Entrenaranjos es hoy noticia no porque haya ocurrido nada en esta tranquila urbanización ubicada a caballo entre la costa y el interior de la comarca, sino porque después de años de vivir allí sus alrededor de 1.200 vecinos disfrutan de algo tan básico como son las señales en sus calles. El concejal de Urbanismo, Antonio Zapata, explica que cuando llegó a este cargo se le planteó como una necesidad por parte de los residentes de Entrenaranjos el contar con un asfaltado en condiciones, señalización, aceras rebajadas o una red de alcantarillado que no sobresaliera por la calle, y decidió ponerse manos a la obra. El socialista se puso entonces en contacto con la empresa urbanizadora de la zona, a la que le comunicó que tenía que terminar la obra de urbanización conforme marca la ley, ya que de hecho la urbanización estaba sin recibir por parte del Consistorio desde hacía casi una década y lo sigue estando.

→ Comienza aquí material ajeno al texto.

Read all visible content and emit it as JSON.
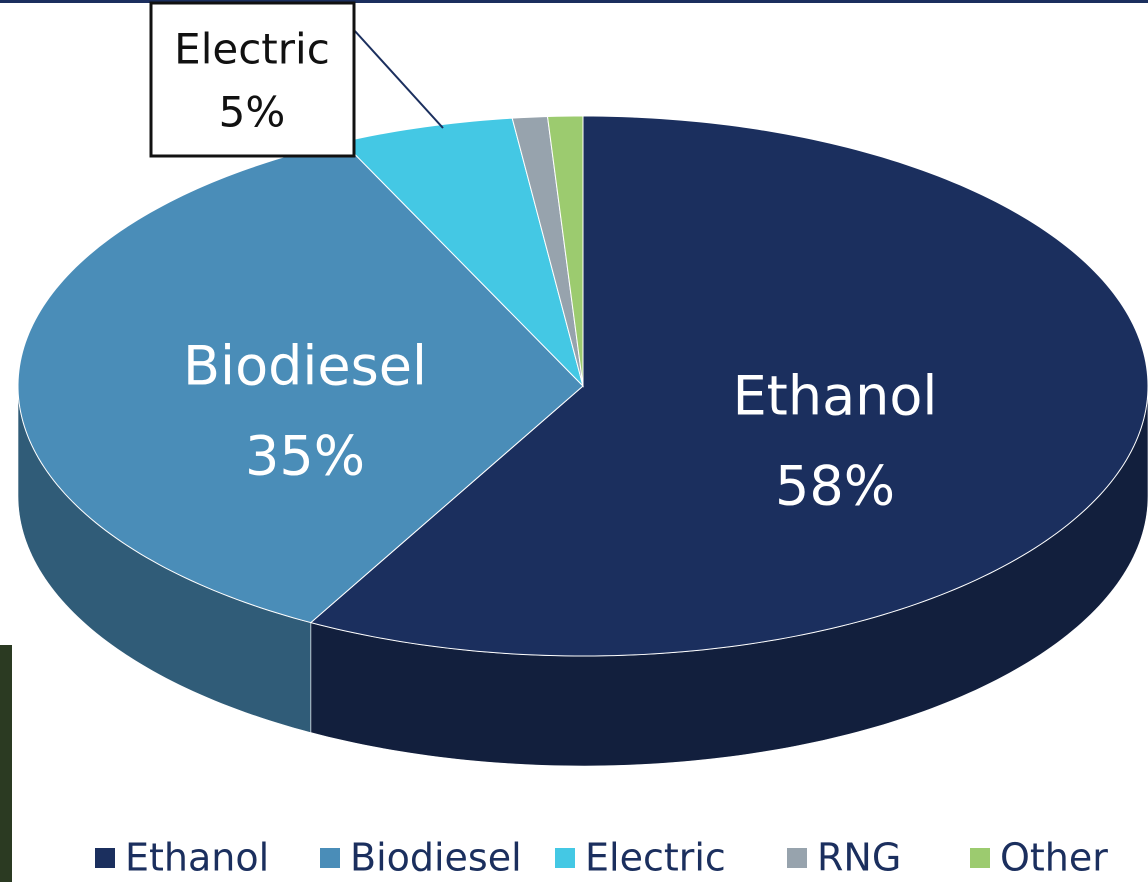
{
  "chart_data": {
    "type": "pie3d",
    "categories": [
      "Ethanol",
      "Biodiesel",
      "Electric",
      "RNG",
      "Other"
    ],
    "values": [
      58,
      35,
      5,
      1,
      1
    ],
    "value_labels": [
      "58%",
      "35%",
      "5%",
      null,
      null
    ],
    "colors": [
      "#1b2f5e",
      "#4a8db8",
      "#44c8e4",
      "#97a3ad",
      "#9ccb6f"
    ],
    "legend": "bottom"
  }
}
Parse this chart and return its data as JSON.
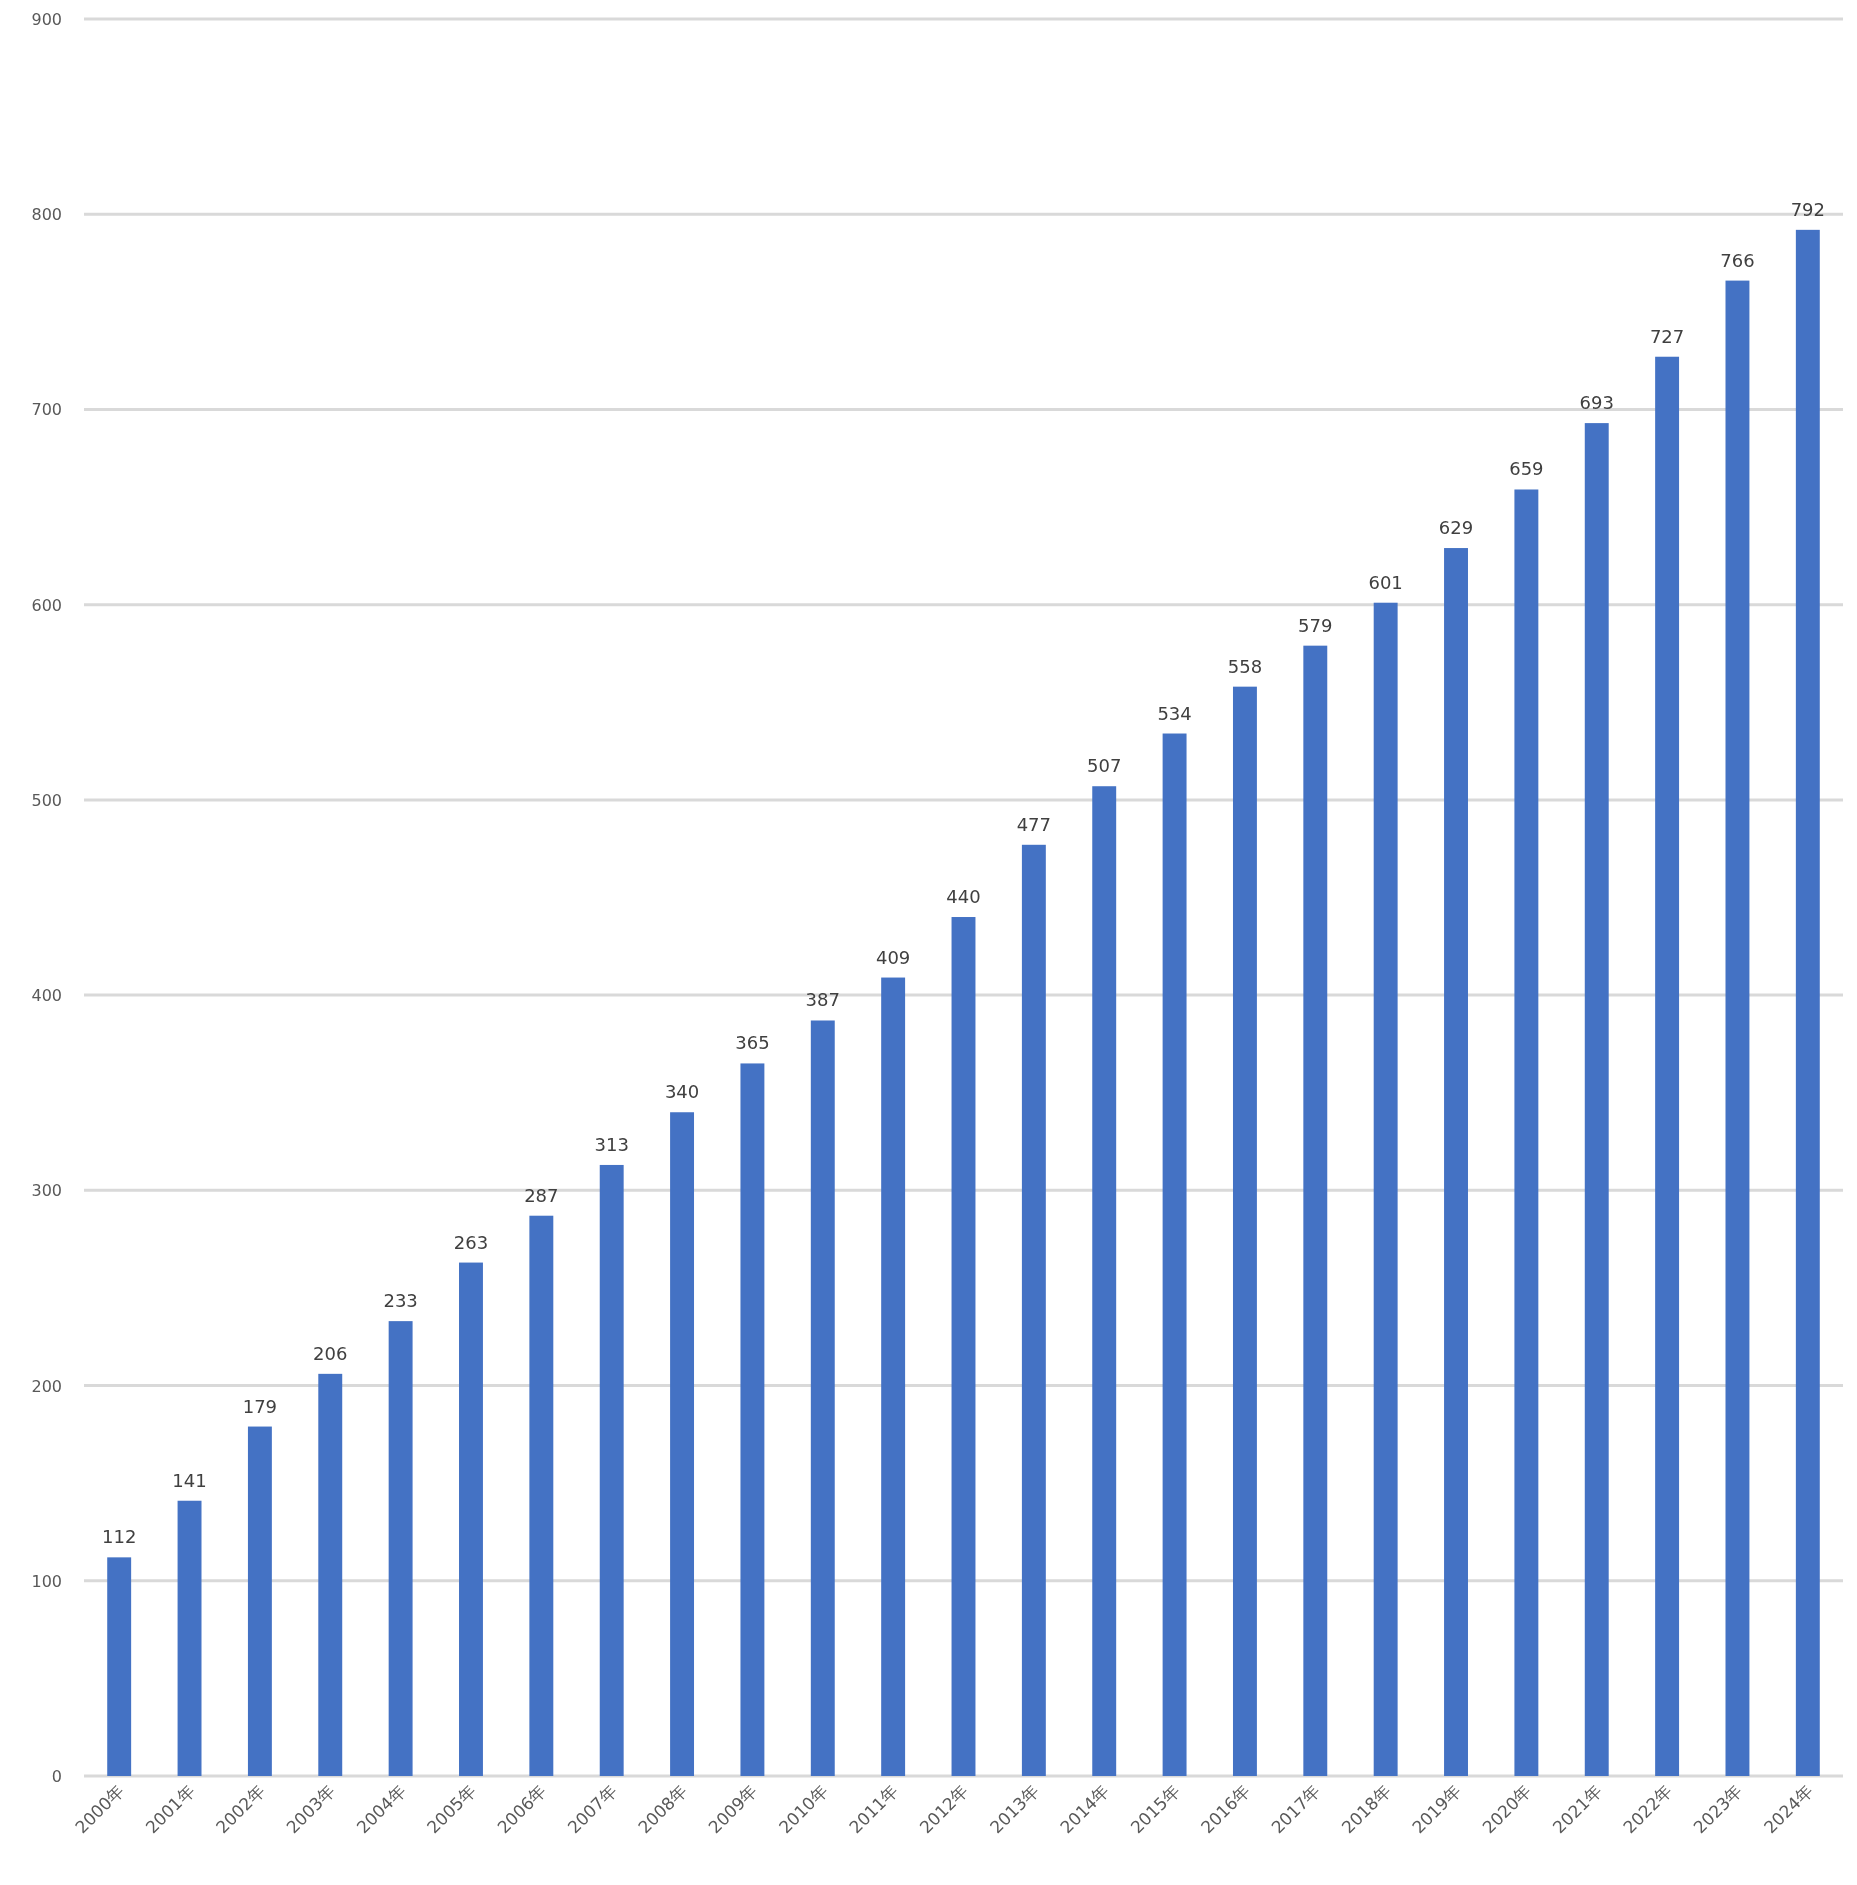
{
  "chart_data": {
    "type": "bar",
    "categories": [
      "2000年",
      "2001年",
      "2002年",
      "2003年",
      "2004年",
      "2005年",
      "2006年",
      "2007年",
      "2008年",
      "2009年",
      "2010年",
      "2011年",
      "2012年",
      "2013年",
      "2014年",
      "2015年",
      "2016年",
      "2017年",
      "2018年",
      "2019年",
      "2020年",
      "2021年",
      "2022年",
      "2023年",
      "2024年"
    ],
    "values": [
      112,
      141,
      179,
      206,
      233,
      263,
      287,
      313,
      340,
      365,
      387,
      409,
      440,
      477,
      507,
      534,
      558,
      579,
      601,
      629,
      659,
      693,
      727,
      766,
      792
    ],
    "color": "#4472c4",
    "ylim": [
      0,
      900
    ],
    "yticks": [
      0,
      100,
      200,
      300,
      400,
      500,
      600,
      700,
      800,
      900
    ],
    "grid": "y",
    "data_labels": true
  }
}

La empresa se puso manos a la obra y ahora está todo practicamente terminado, incluso con una solución al más grave de los problemas de Entrenaranjos que era el del tratamiento de aguas residuales. Cuando se dio el visto bueno a este proyecto se estableció la necesidad de construir una depuradora para los dos sectores que conforman la urbanización, lo que pasa que como no se terminaron de construir al completo costaba mucho dinero para las pocas casas a las que daría servicio. A la espera de construir esa estación la solución que se ha dado es conectar por tubería con una depuradora de Algorfa que pasa también por el término municipal de Benejúzar y dar servicio a esta urbanización cuyos vecinos podrán regularizar su situación en muy poco tiempo. El edil de Urbanismo destaca la predisposición de la empresa urbanizadora «que en menos de un año se ha puesto manos a la obra y ha hecho todo lo que tenía que hacer». Antonio Zapata asegura que el aspecto que presentan ahora las calles de Entrenaranjos «es muy distinto al anterior, ya que se ha dado un gran cambio a la urbanización». El socialista resalta que ahora solo queda terminar de hacer una zona verde y adecentar y limpiar las calles, además de dar esa solución al tratamiento de aguas residuales «siempre sin renunciar a la depuradora», precisa el edil.
Las obras de urbanización se han realizado con las calidades que querían los vecinos, quienes se habían quejado en numerosas ocasiones del mal estado del asfalto que se puso en un primer momento y que era de mala calidad. Antonio Zapata resalta el trabajo realizado pero indica que el Consistorio tampoco ha devuelto ni un euro del aval que se depositó en su día y que el trabajo realizado «no ha costado nada al Ayuntamiento».